Num universo paralelo, mas aqui, às margens do nosso, ficaram palavras não ditas e o brilho dos olhos, ficou um sorriso sincero, ficou a ternura que se gastou na luta. Num universo paralelo, aqui dentro, há todo esse mar contido pela solidez das horas, por um salário mais alto, por uma ideia oca de maturidade. Em outra dimensão, sem conseguir atravessar a fortaleza fria da realidade, arde um desejo caloroso e limpo de criar, de ver crescer e de crescer em segurança, iluminado, vivo; e soterrado, assim, pelos entulhos de uma sobriedade estéril, adormeceu o sonho de permanecer sonhando - mas no vazio dos cofres, nas fendas do asfalto, nos intervalos entre as senhas dos balcões de atendimento escapa às vezes o seu hálito de sonho, o líquido invisível que enverniza a matéria; e sem que o saibamos, e sem que a matemática permita, é esse universo oculto de esperanças ingênuas que nos move, que nos alimenta, e que nos lança cada vez mais perto de uma coisa que buscamos sem sequer nos recordar: alguma coisa como um lar perdido, como uma paz impossível, como o alívio quase imerecido de ser afinal perdoado.
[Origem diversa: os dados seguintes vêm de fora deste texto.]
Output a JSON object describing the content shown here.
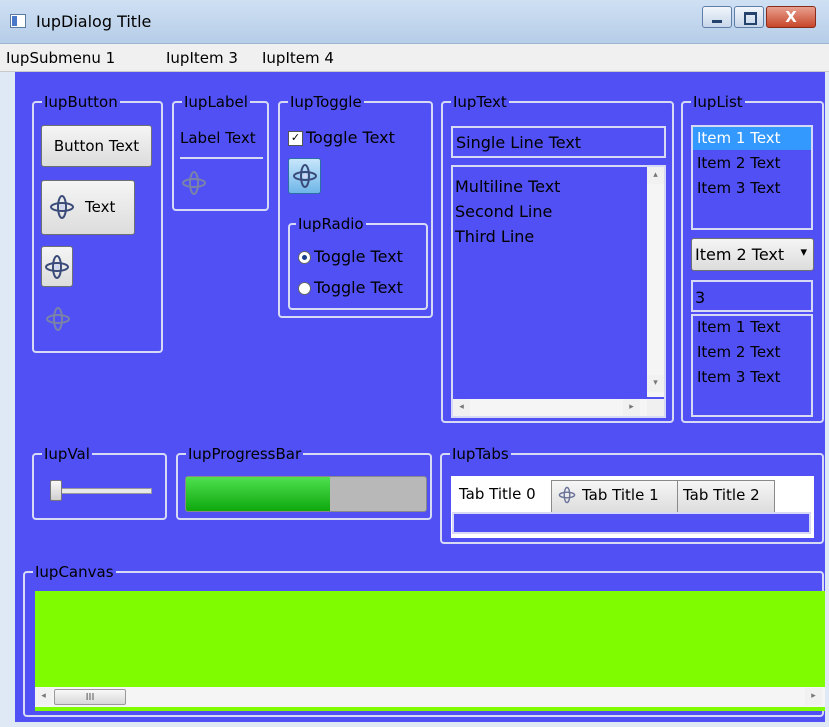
{
  "window": {
    "title": "IupDialog Title",
    "close_glyph": "X"
  },
  "menubar": {
    "items": [
      "IupSubmenu 1",
      "IupItem 3",
      "IupItem 4"
    ]
  },
  "frames": {
    "button": "IupButton",
    "label": "IupLabel",
    "toggle": "IupToggle",
    "radio": "IupRadio",
    "text": "IupText",
    "list": "IupList",
    "val": "IupVal",
    "progress": "IupProgressBar",
    "tabs": "IupTabs",
    "canvas": "IupCanvas"
  },
  "buttons": {
    "text_button": "Button Text",
    "image_text_button": "Text"
  },
  "label": {
    "text": "Label Text"
  },
  "toggle": {
    "text": "Toggle Text",
    "checked": true
  },
  "radio": {
    "options": [
      "Toggle Text",
      "Toggle Text"
    ],
    "selected_index": 0
  },
  "text": {
    "single_line": "Single Line Text",
    "multiline": [
      "Multiline Text",
      "Second Line",
      "Third Line"
    ]
  },
  "list": {
    "items": [
      "Item 1 Text",
      "Item 2 Text",
      "Item 3 Text"
    ],
    "selected_index": 0,
    "dropdown_value": "Item 2 Text",
    "edit_value": "3",
    "edit_list_items": [
      "Item 1 Text",
      "Item 2 Text",
      "Item 3 Text"
    ]
  },
  "val": {
    "value": 0.05
  },
  "progress": {
    "value": 0.6
  },
  "tabs": {
    "titles": [
      "Tab Title 0",
      "Tab Title 1",
      "Tab Title 2"
    ],
    "active_index": 0
  },
  "scroll": {
    "canvas_thumb_glyph": "III"
  },
  "colors": {
    "client_bg": "#5050f5",
    "canvas_bg": "#80fc00",
    "progress_fill": "#17c017",
    "selection": "#3399ff"
  },
  "icons": {
    "rotor": "rotor-icon",
    "scroll_left": "◂",
    "scroll_right": "▸",
    "scroll_up": "▴",
    "scroll_down": "▾",
    "dropdown": "▾"
  }
}
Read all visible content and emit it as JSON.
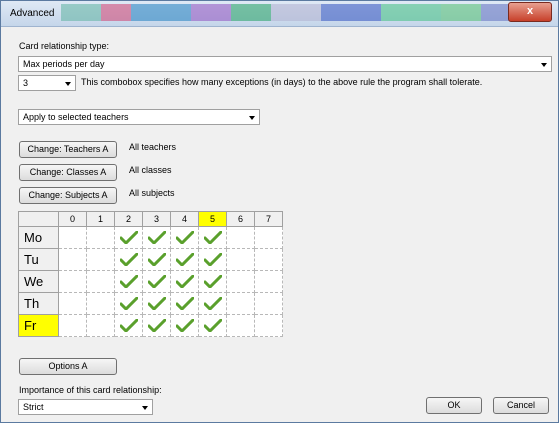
{
  "window": {
    "title": "Advanced",
    "close_label": "x"
  },
  "relationship": {
    "label": "Card relationship type:",
    "selected": "Max periods per day",
    "exceptions_value": "3",
    "exceptions_text": "This combobox specifies how many exceptions (in days) to the above rule the program shall tolerate.",
    "apply_to": "Apply to selected teachers"
  },
  "changes": [
    {
      "button": "Change: Teachers A",
      "value": "All teachers"
    },
    {
      "button": "Change: Classes A",
      "value": "All classes"
    },
    {
      "button": "Change: Subjects A",
      "value": "All subjects"
    }
  ],
  "grid": {
    "columns": [
      "0",
      "1",
      "2",
      "3",
      "4",
      "5",
      "6",
      "7"
    ],
    "highlight_column": "5",
    "rows": [
      {
        "label": "Mo",
        "checked": [
          2,
          3,
          4,
          5
        ],
        "highlight": false
      },
      {
        "label": "Tu",
        "checked": [
          2,
          3,
          4,
          5
        ],
        "highlight": false
      },
      {
        "label": "We",
        "checked": [
          2,
          3,
          4,
          5
        ],
        "highlight": false
      },
      {
        "label": "Th",
        "checked": [
          2,
          3,
          4,
          5
        ],
        "highlight": false
      },
      {
        "label": "Fr",
        "checked": [
          2,
          3,
          4,
          5
        ],
        "highlight": true
      }
    ],
    "check_icon": "checkmark-icon",
    "check_color": "#5aa02c"
  },
  "options_label": "Options A",
  "importance": {
    "label": "Importance of this card relationship:",
    "selected": "Strict"
  },
  "buttons": {
    "ok": "OK",
    "cancel": "Cancel"
  }
}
sábado, 12 de fevereiro de 2011

Jornada

1. A cabeça encostada na janela do ônibus, chove lá fora e não sei se estou triste por estar longe de casa ou por achar que nunca a tive. O mundo dá voltas, corre o asfalto sob o meu corpo imóvel e faz um frio insuportável em todos os lugares. Parado diante de um guichê na próxima rodoviária, eu ficaria eternamente sem sequer me perguntar "pra onde, agora?", porque a vida é muito assustadora na modalidade de poder ser tudo. Ser livre é desgastante; mas não adianta, não consigo dormir em viagens.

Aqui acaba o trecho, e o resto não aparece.